Thursday, January 17, 2013

It's Greek to Me

This is what I wanted to write last night, but my fatigued mind and body was having no part in it.

Hey you, yeah, you! I am a hypocrite. You are a hypocrite.  I know we all are, but I am so sick of  hypocrisy right now.  Sometimes, it just leaves my head spinning. 

I know someone who has a gay son.  She fiercely defends him and his sexuality; it wasn't a lifestyle choice for him, she saw what a living hell his life was when he tried to keep his true self hidden.   Then the other, there happens to be an article on Rosie O'Donnell and her partner and their family.  She snorts and says something along the lines of, "I get men being gay, but really, a woman has a choice."  I almost felt like smacking her.  Or at least recording her so I could play it back for her to hear just how ridiculous she sounded.  Are women not capable of having the same feelings?  I'm sure that there are numerous gay women that went through a period of depression because they were unsure of their feelings and scared of the way society would look at them. 

I had a friend this week bash Obama for his use of a particular metaphor involving guns.  This comment boggles my mind, since a few months ago he posted a rather insensitive comment along these lines: "Greek yogurt is so yummy.  The sale of it alone should fix Greece's economy." This comment was posted during a time when Greek austerity laws were a main topic and the very day an old man publicly committed suicide because the austerity laws were so severe he honestly couldn't afford to live. The story of this old man was not a footnote of a footnote on a story, it was a leading headline for the day he made his Greek yogurt comment.  I pointed this out to him and he of course was defensive.  This was the response I got:
"I would tend to disagree. For one, I hadn't mentioned the suicide of the Greek man only moments earlier - as Obama had just finished answering a question regarding gun laws post sandy hook. The correlation you are drawing is spurious and clearly stretched rather far to draw any useful comparison besides the fact that one can use the globalization of news to render any statement insensitive or hypocritical by decontextualizing and referencing the days events. Are you merely a supporter of Obama? Or, did you find the metaphor apt and useful in understanding the debt ceiling and its effects on the American public."
My response was very polite.  Declining to jump at the political debate bait and instead I chose to focus on his hypocrisy.  I don't think facebook is the time or place to get into an argument, let alone a political one.  I should have known his main response to mine would be mostly high worded BS.  He likes to think a lot of himself and his intelligence; thus the reason he was extremely jealous of a Professor's hyperbole in calling me a genius when I happened to step out of the thinking box and draw notice to an imagery theme throughout a novel we were reading.  But to my main argument.
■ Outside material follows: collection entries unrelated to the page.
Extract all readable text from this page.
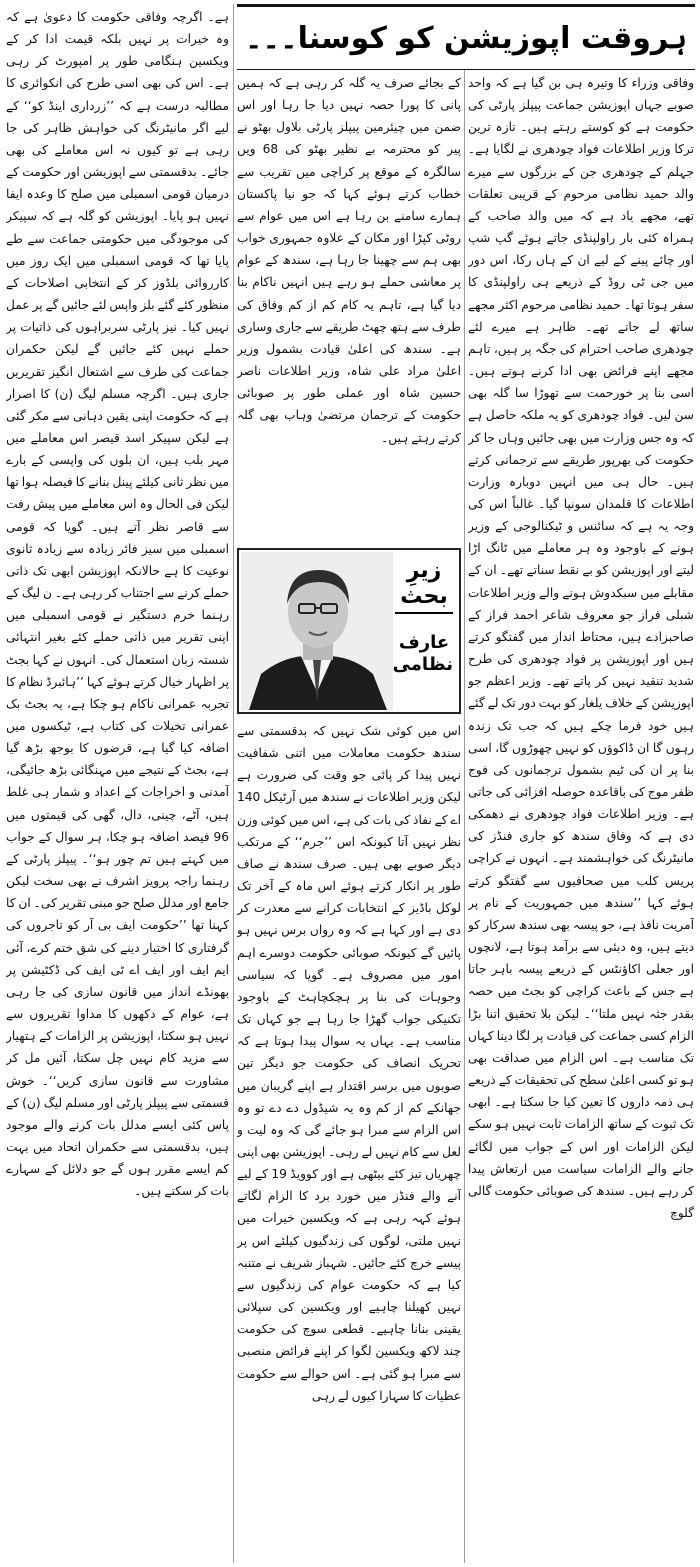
ہروقت اپوزیشن کو کوسنا۔۔۔

وفاقی وزراء کا وتیرہ ہی بن گیا ہے کہ واحد صوبے جہاں اپوزیشن جماعت پیپلز پارٹی کی حکومت ہے کو کوستے رہتے ہیں۔ تازہ ترین ترکا وزیر اطلاعات فواد چودھری نے لگایا ہے۔ جہلم کے چودھری جن کے بزرگوں سے میرے والد حمید نظامی مرحوم کے قریبی تعلقات تھے، مجھے یاد ہے کہ میں والد صاحب کے ہمراہ کئی بار راولپنڈی جاتے ہوئے گپ شپ اور چائے پینے کے لیے ان کے ہاں رکا، اس دور میں جی ٹی روڈ کے ذریعے ہی راولپنڈی کا سفر ہوتا تھا۔ حمید نظامی مرحوم اکثر مجھے ساتھ لے جاتے تھے۔ ظاہر ہے میرے لئے چودھری صاحب احترام کی جگہ پر ہیں، تاہم مجھے اپنے فرائض بھی ادا کرنے ہوتے ہیں۔ اسی بنا پر خورحمت سے تھوڑا سا گلہ بھی سن لیں۔ فواد چودھری کو یہ ملکہ حاصل ہے کہ وہ جس وزارت میں بھی جائیں وہاں جا کر حکومت کی بھرپور طریقے سے ترجمانی کرتے ہیں۔ حال ہی میں انہیں دوبارہ وزارت اطلاعات کا قلمدان سونپا گیا۔ غالباً اس کی وجہ یہ ہے کہ سائنس و ٹیکنالوجی کے وزیر ہونے کے باوجود وہ ہر معاملے میں ٹانگ اڑا لیتے اور اپوزیشن کو بے نقط سناتے تھے۔ ان کے مقابلے میں سبکدوش ہونے والے وزیر اطلاعات شبلی فراز جو معروف شاعر احمد فراز کے صاحبزادے ہیں، محتاط انداز میں گفتگو کرتے ہیں اور اپوزیشن پر فواد چودھری کی طرح شدید تنقید نہیں کر پاتے تھے۔ وزیر اعظم جو اپوزیشن کے خلاف یلغار کو بہت دور تک لے گئے ہیں خود فرما چکے ہیں کہ جب تک زندہ رہوں گا ان ڈاکوؤں کو نہیں چھوڑوں گا، اسی بنا پر ان کی ٹیم بشمول ترجمانوں کی فوج ظفر موج کی باقاعدہ حوصلہ افزائی کی جاتی ہے۔ وزیر اطلاعات فواد چودھری نے دھمکی دی ہے کہ وفاق سندھ کو جاری فنڈز کی مانیٹرنگ کی خواہشمند ہے۔ انہوں نے کراچی پریس کلب میں صحافیوں سے گفتگو کرتے ہوئے کہا ’’سندھ میں جمہوریت کے نام پر آمریت نافذ ہے، جو پیسہ بھی سندھ سرکار کو دیتے ہیں، وہ دبئی سے برآمد ہوتا ہے، لانچوں اور جعلی اکاؤنٹس کے ذریعے پیسہ باہر جاتا ہے جس کے باعث کراچی کو بجٹ میں حصہ بقدر جثہ نہیں ملتا‘‘۔ لیکن بلا تحقیق اتنا بڑا الزام کسی جماعت کی قیادت پر لگا دینا کہاں تک مناسب ہے۔ اس الزام میں صداقت بھی ہو تو کسی اعلیٰ سطح کی تحقیقات کے ذریعے ہی ذمہ داروں کا تعین کیا جا سکتا ہے۔ ابھی تک ثبوت کے ساتھ الزامات ثابت نہیں ہو سکے لیکن الزامات اور اس کے جواب میں لگائے جانے والے الزامات سیاست میں ارتعاش پیدا کر رہے ہیں۔ سندھ کی صوبائی حکومت گالی گلوچ

کے بجائے صرف یہ گلہ کر رہی ہے کہ ہمیں پانی کا پورا حصہ نہیں دیا جا رہا اور اس ضمن میں چیئرمین پیپلز پارٹی بلاول بھٹو نے پیر کو محترمہ بے نظیر بھٹو کی 68 ویں سالگرہ کے موقع پر کراچی میں تقریب سے خطاب کرتے ہوئے کہا کہ جو نیا پاکستان ہمارے سامنے بن رہا ہے اس میں عوام سے روٹی کپڑا اور مکان کے علاوہ جمہوری خواب بھی ہم سے چھینا جا رہا ہے، سندھ کے عوام پر معاشی حملے ہو رہے ہیں انہیں ناکام بنا دیا گیا ہے، تاہم یہ کام کم از کم وفاق کی طرف سے ہتھ چھٹ طریقے سے جاری وساری ہے۔ سندھ کی اعلیٰ قیادت بشمول وزیر اعلیٰ مراد علی شاہ، وزیر اطلاعات ناصر حسین شاہ اور عملی طور پر صوبائی حکومت کے ترجمان مرتضیٰ وہاب بھی گلہ کرتے رہتے ہیں۔

زیرِ بحث
عارف نظامی

اس میں کوئی شک نہیں کہ بدقسمتی سے سندھ حکومت معاملات میں اتنی شفافیت نہیں پیدا کر پائی جو وقت کی ضرورت ہے لیکن وزیر اطلاعات نے سندھ میں آرٹیکل 140 اے کے نفاذ کی بات کی ہے، اس میں کوئی وزن نظر نہیں آتا کیونکہ اس ’’جرم‘‘ کے مرتکب دیگر صوبے بھی ہیں۔ صرف سندھ نے صاف طور پر انکار کرتے ہوئے اس ماہ کے آخر تک لوکل باڈیز کے انتخابات کرانے سے معذرت کر دی ہے اور کہا ہے کہ وہ رواں برس نہیں ہو پائیں گے کیونکہ صوبائی حکومت دوسرے اہم امور میں مصروف ہے۔ گویا کہ سیاسی وجوہات کی بنا پر ہچکچاہٹ کے باوجود تکنیکی جواب گھڑا جا رہا ہے جو کہاں تک مناسب ہے۔ یہاں یہ سوال پیدا ہوتا ہے کہ تحریک انصاف کی حکومت جو دیگر تین صوبوں میں برسر اقتدار ہے اپنے گریبان میں جھانکے کم از کم وہ یہ شیڈول دے دے تو وہ اس الزام سے مبرا ہو جائے گی کہ وہ لیت و لعل سے کام نہیں لے رہی۔ اپوزیشن بھی اپنی چھریاں تیز کئے بیٹھی ہے اور کوویڈ 19 کے لیے آنے والے فنڈز میں خورد برد کا الزام لگاتے ہوئے کہہ رہی ہے کہ ویکسین خیرات میں نہیں ملتی، لوگوں کی زندگیوں کیلئے اس پر پیسے خرچ کئے جائیں۔ شہباز شریف نے متنبہ کیا ہے کہ حکومت عوام کی زندگیوں سے نہیں کھیلنا چاہیے اور ویکسین کی سپلائی یقینی بنانا چاہیے۔ قطعی سوچ کی حکومت چند لاکھ ویکسین لگوا کر اپنے فرائض منصبی سے مبرا ہو گئی ہے۔ اس حوالے سے حکومت عطیات کا سہارا کیوں لے رہی

ہے۔ اگرچہ وفاقی حکومت کا دعویٰ ہے کہ وہ خیرات پر نہیں بلکہ قیمت ادا کر کے ویکسین ہنگامی طور پر امپورٹ کر رہی ہے۔ اس کی بھی اسی طرح کی انکوائری کا مطالبہ درست ہے کہ ’’زرداری اینڈ کو‘‘ کے لیے اگر مانیٹرنگ کی خواہش ظاہر کی جا رہی ہے تو کیوں نہ اس معاملے کی بھی جائے۔ بدقسمتی سے اپوزیشن اور حکومت کے درمیان قومی اسمبلی میں صلح کا وعدہ ایفا نہیں ہو پایا۔ اپوزیشن کو گلہ ہے کہ سپیکر کی موجودگی میں حکومتی جماعت سے طے پایا تھا کہ قومی اسمبلی میں ایک روز میں کارروائی بلڈوز کر کے انتخابی اصلاحات کے منظور کئے گئے بلز واپس لئے جائیں گے پر عمل نہیں کیا۔ نیز پارٹی سربراہوں کی ذاتیات پر حملے نہیں کئے جائیں گے لیکن حکمران جماعت کی طرف سے اشتعال انگیز تقریریں جاری ہیں۔ اگرچہ مسلم لیگ (ن) کا اصرار ہے کہ حکومت اپنی یقین دہانی سے مکر گئی ہے لیکن سپیکر اسد قیصر اس معاملے میں مہر بلب ہیں، ان بلوں کی واپسی کے بارے میں نظر ثانی کیلئے پینل بنانے کا فیصلہ ہوا تھا لیکن فی الحال وہ اس معاملے میں پیش رفت سے قاصر نظر آتے ہیں۔ گویا کہ قومی اسمبلی میں سیز فائر زیادہ سے زیادہ ثانوی نوعیت کا ہے حالانکہ اپوزیشن ابھی تک ذاتی حملے کرنے سے اجتناب کر رہی ہے۔ ن لیگ کے رہنما خرم دستگیر نے قومی اسمبلی میں اپنی تقریر میں ذاتی حملے کئے بغیر انتہائی شستہ زبان استعمال کی۔ انہوں نے کہا بجٹ پر اظہار خیال کرتے ہوئے کہا ’’ہائبرڈ نظام کا تجربہ عمرانی ناکام ہو چکا ہے، یہ بجٹ بک عمرانی تخیلات کی کتاب ہے، ٹیکسوں میں اضافہ کیا گیا ہے، قرضوں کا بوجھ بڑھ گیا ہے، بجٹ کے نتیجے میں مہنگائی بڑھ جائیگی، آمدنی و اخراجات کے اعداد و شمار ہی غلط ہیں، آٹے، چینی، دال، گھی کی قیمتوں میں 96 فیصد اضافہ ہو چکا، ہر سوال کے جواب میں کہتے ہیں تم چور ہو‘‘۔ پیپلز پارٹی کے رہنما راجہ پرویز اشرف نے بھی سخت لیکن جامع اور مدلل صلح جو مبنی تقریر کی۔ ان کا کہنا تھا ’’حکومت ایف بی آر کو تاجروں کی گرفتاری کا اختیار دینے کی شق ختم کرے، آئی ایم ایف اور ایف اے ٹی ایف کی ڈکٹیشن پر بھونڈے انداز میں قانون سازی کی جا رہی ہے، عوام کے دکھوں کا مداوا تقریروں سے نہیں ہو سکتا، اپوزیشن پر الزامات کے ہتھیار سے مزید کام نہیں چل سکتا، آئیں مل کر مشاورت سے قانون سازی کریں‘‘۔ خوش قسمتی سے پیپلز پارٹی اور مسلم لیگ (ن) کے پاس کئی ایسے مدلل بات کرنے والے موجود ہیں، بدقسمتی سے حکمران اتحاد میں بہت کم ایسے مقرر ہوں گے جو دلائل کے سہارے بات کر سکتے ہیں۔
First off, I am so sick of people nit picking just because they don't support Obama.  Deal with it, he is our PRESIDENT.  You can either sit around and piss and moan about it or you can learn to compromise and make deals so that our country can move forward and now stagnate in the middle.  We have some very real problems that need our attention and co-operation as a nation to solve. 

Secondly, I did not stretch to make the global connection to make his comment insensitive.  I would call it stretching if I had been the one to draw the connection of Greek yogurt to the Greek economy, but I didn't.  He drew the global connection.  I would have been responsible if I had taken offense at a mere statement of "Yummy, Greek yogurt - so good it should be worth a fortune!"

And thirdly, maybe a gun reference is what our nation needed.  The Sandy Hook school shooting is an extreme tragedy.  Not to mention there have been several school shootings since and I even had a friend in lock down because there was someone running around her work with a gun!  There seriously is a problem with the people who can get their hands on guns.  I'm not anti-gun.  I really do like guns and I enjoy them for sport, but this is ridiculous.  I work across from an elementary school and for two weeks I would tear up looking across the street at them playing on the playground.  This topic of gun control has really become a center of focus recently.  It is something that needs to be dealt with; however, we need to treat our economic problems just as serious as controlling gun violence.  Maybe we need to feel like dealing with our economic issues is like having a gun pressed against our head.  It may make us pull our heads out of the holes we've had them shoved in and really face what it is that we are scared of: economic ruin.  We can crumble beneath it, or we can ban together and come out on the other side of this hard time.  Our nation needs to buckle down and focus on our financial needs, not be distracted by a flashy subject like gun control. 

PS: The Greek economy tanked so badly because big business and banks didn't have any rules strict enough to keep them from creating the huge mess that would become Greek debt.  Oh wait, we can't possibly do anything like make sure banks and big business follow simple ethics, but we'll bail them out when they've bankrupted themselves.  Heck, maybe Greece will give us some of their Greek yogurt sales and we can all be out of debt.